Solving the functional equation $f(x + y) + g(x-y) = \lambda g(x) f(y)$

Let $\lambda$ be a nonzero real constant. Find all functions $f,g : \mathbb R \rightarrow \mathbb R$ that satisfy the functional equation for all $x,y \in\Bbb R$: $$f(x + y) + g(x-y) = \lambda g(x) f(y)$$

I tried this: $y=0$ implies $f(x)+g(x)$=$\lambda g(x)f(0)$. Here we have two cases depending on $f(0)$:

1. $f(0)=0$ or
2. $f(0) \neq 0$.

If this is true, what next?

• Is there more to the last sentence? – vadim123 May 14 '15 at 16:55
• Also try $y = x$, $y = -x$, both $x,y = 0$, etc. – Pieter21 May 14 '15 at 17:02
• In that it seems as if you are new here, you might consider making the title of your question more specific. This might generate a bit more interest, since everyone posting a question is asking for help. – user12802 May 14 '15 at 17:05

Let $x=y=0$ then the equation becomes $$f(0)+g(0)=λg(0)f(0)$$ Case I. If $f(0)=0$ then $g(0)=0$ and vice versa. Setting $y=0$ in the original equation gives $$f(x)+g(x)=\lambda g(x)f(0)=0 \\ \therefore\:f(x)=-g(x)$$ Similarly setting $x=0$ we get $f(y)=-g(-y)$ and so $f(x)=-g(x)=-g(-x)$. Now setting $y=x$ in the equation we get $$f(2x)+g(0)=\lambda g(x)f(x) \\ \therefore\:f(2x)=-\lambda f^2(x) \\ \therefore\:f(x) \text{ must be of the form } ca^x$$ Substituting in above equation we get that either $c=0 \mbox{ or } c=-1/\lambda$. $c=0 \mbox{ gives } f(x)=g(x)=0$ for all $x$. For the other value of $c$ we would need $a=0$ to satisfy $f(0)=0$. Even if we assume that $f(x)$ is discontinuous at $x=0$ plugging $f(x)=ca^x$ in the above equation results in $a^y=0$ for all $y$. Hence $a$ has to be zero.

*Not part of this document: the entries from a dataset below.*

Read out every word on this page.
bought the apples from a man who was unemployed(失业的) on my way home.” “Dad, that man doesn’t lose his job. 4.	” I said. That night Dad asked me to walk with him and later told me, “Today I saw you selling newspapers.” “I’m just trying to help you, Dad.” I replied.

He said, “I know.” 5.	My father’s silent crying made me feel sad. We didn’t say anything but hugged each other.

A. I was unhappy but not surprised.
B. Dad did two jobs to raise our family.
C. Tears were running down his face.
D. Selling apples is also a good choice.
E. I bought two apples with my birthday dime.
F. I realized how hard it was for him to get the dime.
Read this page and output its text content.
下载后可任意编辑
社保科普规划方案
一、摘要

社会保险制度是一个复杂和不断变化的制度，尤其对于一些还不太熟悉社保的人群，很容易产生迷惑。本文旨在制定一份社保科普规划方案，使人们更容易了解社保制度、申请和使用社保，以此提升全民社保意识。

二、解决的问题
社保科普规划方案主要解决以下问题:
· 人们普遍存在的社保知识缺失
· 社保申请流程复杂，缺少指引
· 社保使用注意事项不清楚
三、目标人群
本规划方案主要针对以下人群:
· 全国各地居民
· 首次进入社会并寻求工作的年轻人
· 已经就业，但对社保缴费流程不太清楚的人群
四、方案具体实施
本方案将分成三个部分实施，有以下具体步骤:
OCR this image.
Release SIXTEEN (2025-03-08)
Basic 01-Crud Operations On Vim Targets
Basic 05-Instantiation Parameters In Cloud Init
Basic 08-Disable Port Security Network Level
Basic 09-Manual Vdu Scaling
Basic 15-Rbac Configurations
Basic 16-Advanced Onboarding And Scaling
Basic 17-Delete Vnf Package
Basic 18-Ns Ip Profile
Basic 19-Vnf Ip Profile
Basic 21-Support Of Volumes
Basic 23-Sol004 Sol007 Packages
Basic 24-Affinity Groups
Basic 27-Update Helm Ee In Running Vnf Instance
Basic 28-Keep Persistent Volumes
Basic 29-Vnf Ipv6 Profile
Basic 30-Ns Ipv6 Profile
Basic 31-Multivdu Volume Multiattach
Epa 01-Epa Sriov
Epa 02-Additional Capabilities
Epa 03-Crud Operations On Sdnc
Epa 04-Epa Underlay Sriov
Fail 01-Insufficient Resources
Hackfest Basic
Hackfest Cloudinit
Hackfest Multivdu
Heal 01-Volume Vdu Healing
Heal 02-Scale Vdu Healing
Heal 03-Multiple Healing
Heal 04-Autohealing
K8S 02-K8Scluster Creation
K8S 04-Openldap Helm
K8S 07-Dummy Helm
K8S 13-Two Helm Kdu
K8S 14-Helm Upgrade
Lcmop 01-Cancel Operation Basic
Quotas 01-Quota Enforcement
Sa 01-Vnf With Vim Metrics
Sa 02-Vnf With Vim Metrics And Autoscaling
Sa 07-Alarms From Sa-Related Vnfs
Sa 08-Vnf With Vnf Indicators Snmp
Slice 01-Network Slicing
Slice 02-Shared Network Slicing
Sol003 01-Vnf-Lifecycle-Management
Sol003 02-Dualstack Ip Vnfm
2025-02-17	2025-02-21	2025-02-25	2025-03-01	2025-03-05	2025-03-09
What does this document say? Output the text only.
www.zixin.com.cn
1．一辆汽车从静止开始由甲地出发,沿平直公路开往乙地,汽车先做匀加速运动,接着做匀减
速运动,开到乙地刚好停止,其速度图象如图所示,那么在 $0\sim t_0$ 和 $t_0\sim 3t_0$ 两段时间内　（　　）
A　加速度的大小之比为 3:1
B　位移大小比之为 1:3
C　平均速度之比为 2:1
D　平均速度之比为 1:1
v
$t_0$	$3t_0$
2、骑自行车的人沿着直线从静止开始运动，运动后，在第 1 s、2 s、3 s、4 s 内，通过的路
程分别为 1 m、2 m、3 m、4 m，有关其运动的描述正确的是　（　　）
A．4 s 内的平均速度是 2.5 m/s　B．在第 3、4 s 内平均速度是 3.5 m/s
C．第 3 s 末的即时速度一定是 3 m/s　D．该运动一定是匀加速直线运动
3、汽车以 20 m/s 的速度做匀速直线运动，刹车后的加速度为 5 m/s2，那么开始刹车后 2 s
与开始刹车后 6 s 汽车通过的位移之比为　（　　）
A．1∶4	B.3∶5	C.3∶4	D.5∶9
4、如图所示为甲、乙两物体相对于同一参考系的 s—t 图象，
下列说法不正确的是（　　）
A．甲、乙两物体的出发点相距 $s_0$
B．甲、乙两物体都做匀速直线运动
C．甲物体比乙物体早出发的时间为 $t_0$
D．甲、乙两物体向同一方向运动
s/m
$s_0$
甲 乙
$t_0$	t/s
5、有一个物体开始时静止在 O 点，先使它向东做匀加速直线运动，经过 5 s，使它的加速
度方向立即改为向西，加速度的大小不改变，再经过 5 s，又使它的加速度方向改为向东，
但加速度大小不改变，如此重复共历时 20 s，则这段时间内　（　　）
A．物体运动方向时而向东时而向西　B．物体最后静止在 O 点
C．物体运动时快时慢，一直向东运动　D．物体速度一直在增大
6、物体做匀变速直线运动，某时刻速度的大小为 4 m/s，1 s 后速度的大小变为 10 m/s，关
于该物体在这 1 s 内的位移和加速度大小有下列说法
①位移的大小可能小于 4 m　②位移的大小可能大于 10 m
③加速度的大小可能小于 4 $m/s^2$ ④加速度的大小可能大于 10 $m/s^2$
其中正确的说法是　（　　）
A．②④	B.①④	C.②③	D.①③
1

Case II. If $\lambda f(0)=1$ this would result in $f(0)=0$. So $g(0)=0$ and the analysis becomes the same as above

Case III. $f(0)\ne0$, $g(0)\ne0$, $\lambda f(0)\ne1$ and $\lambda g(0)\ne1$. From setting $x=0,y=0$ we get $$\lambda = \frac{1}{f(0)}+\frac{1}{g(0)}$$ Set $y=0$ and the equation becomes $$f(x)+g(x)=\lambda g(x)f(0) \\ \therefore\:f(x)=g(x)(\lambda f(0)-1) \\ =g(x) \frac{f(0)}{g(0)}$$ Similarly setting $x=0$ yields $$g(-y)=f(y)(\lambda g(0)-1) \\ \therefore\:g(x)=f(-x)(\lambda g(0)-1) \\ =f(-x)\frac{g(0)}{f(0)}$$ Combining the above two equations yields $$f(x)=f(-x)$$ The original equation then becomes $$f(x+y)+f(x-y)\frac{g(0)}{f(0)}=\lambda f(x)\frac{g(0)}{f(0)}f(y)$$ Replacing $y$ by $-y$ we get $$f(x-y)+f(x+y)\frac{g(0)}{f(0)}=\lambda f(x)\frac{g(0)}{f(0)}f(y)$$ This implies that either $f(0)=g(0)$ or $f(x+y)=f(x-y)$. The second scenario results in $f(x)=g(x)=2/\lambda$. If $f(0)=g(0)$ the equation reduces to $$f(x-y)+f(x+y)=\lambda f(x)f(y)$$ The only way to satisfy this is if $f(x)=\text{a constant}$. Hence in this case too $f(x)=g(x)=2/\lambda$.

• How did you conclude $f(x)=ca^x$ from $f(2x)=-\lambda f(x)^2$? – Mohsen Shahriari Dec 2 '15 at 12:34
• $f(x)=\frac2\lambda\cos(ax)$ and $f(x)=\frac2\lambda\cosh(ax)$ satisfy $f(x+y)+f(x-y)=\lambda f(x)f(y)$. – Mohsen Shahriari Dec 2 '15 at 12:38

Few suggestions that I haven't worked out completely, but in a sketch looked promising:

Use $x=0$ to find $f(y) = ...$ in terms of $g(y), \lambda, g(0)$. $(1)$

Use $y=0$ to find another $f(x) = ...$. $(2)$

With just renaming the parameters from both equations, you could get a formula for $g(x)$.

Or you could replace $f(x)$ in your equation with the result of $(1)$ or $(2)$.